We did the same thing except we made vegetable soup with beef. It was a good day to rest and recover from Christmas festivities. Beautiful photos as always!

Star said...

No New Year traditions in my house Vicki, not yet at least. I don't stay up either although I am invariably woken up by fireworks at midnight! I'm a home bird, me, wherever my home happens to be. Last year I was in Tennessee, this year in London but home is home.
Apparently only 18% of people over here went to parties this year.

Thérèse said...

How cozy was my first, and last thought, before writing this!
Traditions feel good and soups are the best way to recover from the "too much eaten" during the previous days...
Hoping you are feeling much better with your knee by now.

Frances said...

Vicki, I do like your New Year's Eve variation, and have enjoyed reading the prior comments, too.

Here in New York City, I would never, never want to be part of the Times Square crowd. On many recent years, I've worked on Dec. 31, and have found my homeward bound subway ride, which involves a transfer "under" Times Square to be entertaining enough, and much warmer.

This year I was lucky to have the 31st off, and loved the relaxation of the day and having an early evening, too.
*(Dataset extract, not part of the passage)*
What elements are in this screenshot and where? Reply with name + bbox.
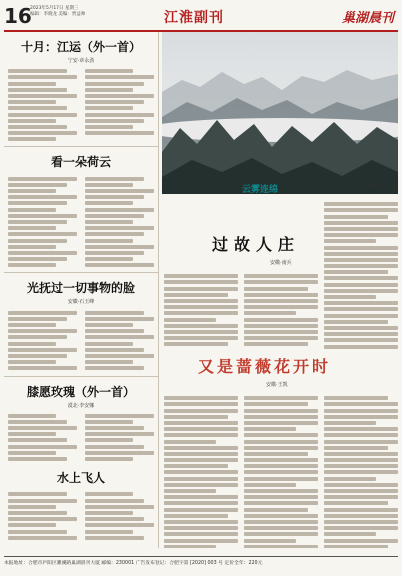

Black eyed peas featured on Jan. 1, but I incorporate them into my own free lance pasta concoction rather than going the Hopping John route.

Best wishes to you as 2013 sets sail. xo

katy gilmore said...

I love all these new beginnings for a fresh year! and love your blue and yellow! Katy

Merisi said...

Your New Year's Eve sounds perfect to me (including the bit about going to bed before the stroke of midnight!).

I have tried a bit of everything on New Year's Eve. One of my first dinner parties as an almost adult which was memorable mostly for the long wait for midnight and the location, a splendid villa on old Via Appia in Rome. Another one was going to bed early and getting up at 4:00 AM on New Year's day, to take the Greyhound up to New York - that was fun!

Vienna sweeps out the old year in quite spectacular fashion: all over the city center live music, a different genre on every square, and people walk around, taking breaks at open punch and bubbly stands in the festively lit city. When the clock strikes midnight, everybody stops to listen to the Pummerin, the venerable bell of St. Stephen's cathedral. Afterwards, it's waltzing for everybody to the Blue Danube waltz. The bell and waltz are also broadcast over the radio, so everyone can take part in this. Even people who like me stayed home.